Frequently Asked Questions

Q. Is there any cost involved to join the West Coast DI Association?
A.  The West Coast DI Association does not charge dues or have any signup fees.


Q. What is the criteria needed to become a member of the West Coast DI Association?
A.  A prospective member must be either a currently active duty DI on the field in good standing, or has successfully completed a tour of duty in MOS 0911/8511.


Q. Is it possible to be a member of both East Coast & West Coast Drill Instructor Associations?
A.  Yes, assuming you meet the required criteria.


Q. How do I insert information I have into the West Coast DI Association Bulletin Board?
A.  Send your information to Gregg Stoner, Secretary of the WCDIA. If approved, your information will be forwarded to the web master for insertion.


Q. Do you accept donations?
A. Yes.  Donations are always greatly appreciated and are tax deductible (check with your accountant).


Q. Does this site have a Guest Book I can sign?
A. Yes. The Guest Book is located on the bottom of the Home Page.


Q. Is there a DI Locator on this site?
A. Yes–it is located at the bottom of the home page and is combined with the Guest Book.

Did You Know That

Prior to the conception of the recruit depots and Drill Instructor Schools, noncommissioned officers at the various posts and stations trained newly joined Marine recruits in the “principles of military movements” and the use of the rifle. The quality of training was as varied as the number of bases and noncommissioned officers. In 1911, MajGen. William Biddle, 11th Commandant of the Marine Corps, determined that such training was inadequate and established the first centralized recruit depots at Norfolk, Va.; Philadelphia; Mare Island, Calif. and Puget Sound, Wash. By 1915, East Coast recruit training was centralized at MCRD Parris Island, S.C. In 1923, MCRD San Diego assumed the duties as the sole recruit depot for the West Coast. During World War II, the Drill Instructor Schools were first established at both depots, but shortages of drill instructors needed to train the influx of new recruits forced the schedule to cover only a couple of weeks. In 1947, academic instructors were added to supplement the staff at the schools and the training syllabus was expanded to ten weeks.

During the Korean War, recruit training was once again in high gear and Drill Instructor School was reduced to 3 1/2 weeks. Exceptionally qualified privates first class were admitted to the school until 1954 when enrollment was restricted to noncommissioned officers.

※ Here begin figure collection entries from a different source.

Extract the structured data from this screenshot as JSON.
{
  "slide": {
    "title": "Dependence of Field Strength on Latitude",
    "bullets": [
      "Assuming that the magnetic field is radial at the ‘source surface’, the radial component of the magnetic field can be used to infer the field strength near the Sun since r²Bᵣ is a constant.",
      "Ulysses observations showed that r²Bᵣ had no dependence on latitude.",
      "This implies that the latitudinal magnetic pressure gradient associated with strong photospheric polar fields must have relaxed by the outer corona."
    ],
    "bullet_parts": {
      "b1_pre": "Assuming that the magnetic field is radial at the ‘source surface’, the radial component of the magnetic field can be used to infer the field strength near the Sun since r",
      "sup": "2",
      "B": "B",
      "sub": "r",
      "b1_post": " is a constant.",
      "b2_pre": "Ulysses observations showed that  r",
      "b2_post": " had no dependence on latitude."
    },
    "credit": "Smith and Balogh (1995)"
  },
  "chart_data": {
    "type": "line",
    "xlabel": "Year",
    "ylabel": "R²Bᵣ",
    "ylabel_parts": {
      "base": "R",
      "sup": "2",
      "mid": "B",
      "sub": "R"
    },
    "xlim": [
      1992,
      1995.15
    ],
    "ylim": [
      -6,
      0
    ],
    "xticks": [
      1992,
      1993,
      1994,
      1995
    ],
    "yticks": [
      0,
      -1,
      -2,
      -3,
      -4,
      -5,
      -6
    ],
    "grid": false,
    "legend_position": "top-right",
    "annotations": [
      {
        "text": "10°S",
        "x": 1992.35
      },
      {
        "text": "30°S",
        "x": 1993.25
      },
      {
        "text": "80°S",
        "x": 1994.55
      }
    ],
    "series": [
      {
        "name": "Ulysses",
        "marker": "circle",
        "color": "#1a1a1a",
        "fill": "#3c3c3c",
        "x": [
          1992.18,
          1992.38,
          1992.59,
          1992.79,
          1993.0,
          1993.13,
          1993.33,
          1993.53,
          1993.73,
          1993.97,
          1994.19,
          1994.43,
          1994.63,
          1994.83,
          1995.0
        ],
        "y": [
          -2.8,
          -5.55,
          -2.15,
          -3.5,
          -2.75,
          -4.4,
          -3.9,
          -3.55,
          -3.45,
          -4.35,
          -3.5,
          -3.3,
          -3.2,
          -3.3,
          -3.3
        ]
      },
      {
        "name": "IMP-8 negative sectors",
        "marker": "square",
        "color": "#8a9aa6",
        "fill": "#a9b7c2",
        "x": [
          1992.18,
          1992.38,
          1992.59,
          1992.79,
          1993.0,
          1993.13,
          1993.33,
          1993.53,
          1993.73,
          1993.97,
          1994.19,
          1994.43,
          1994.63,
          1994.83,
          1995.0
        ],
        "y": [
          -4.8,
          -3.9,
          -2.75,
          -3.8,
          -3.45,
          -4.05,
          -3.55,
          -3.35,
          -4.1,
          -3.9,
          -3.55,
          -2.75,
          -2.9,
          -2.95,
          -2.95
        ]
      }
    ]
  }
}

Today, Drill Instructor School strives to be the premier leadership school in the Marine Corps. It encompasses over 500 hours of academics, physical training and practical application over an 11-week course. Not only are students given a thorough review of all military skills, but they are acquainted with an intensive indoctrination in the conduct, regulations, and procedures governing recruit training. The students also undergo a comprehensive leadership package which includes time management, communication skills, and counseling. Squad instructors continuously evaluate and counsel their respective students to ensure maximum performance.

USMC First To Issue Smokey Bear Hat

Formally known as the field hat, the campaign cover was commonly worn by Marines of the early 1900’s. First issued in the late 1800’s, it was made famous by Marines who fought in Nicaragua, Haiti, and China. Its official issue was discontinued prior to World War II, but Marine Corps shooting teams retained it for its functionality.

The 21st Commandant, General Pate, directed that the campaign cover be issued to drill instructors in 1956. Prior to this drill instructors wore the utility cover or garrison cap with the appropriate uniform of the day. Intended to serve as a symbol of their responsibility and authority, the new issue of campaign covers was the idea of MSgt. W. G. Ferrigno, Recruit Training Command, Field Sergeant Major at Parris Island. The initial order of 700 covers was procured from the J. B. Stetson Company. The crew of a Marine transport aircraft picked-up the hats at the factory on Friday, July 20, 1956 and flew them to Parris Island. By 0730 the following morning every drill instructor at the Depot had his new “Smokey.”

Only two hat cords are authorized for wear on the Marine Corps campaign hat. A gold cord for flag officers (generals), and scarlet and gold for officers– Both warrant and commissioned.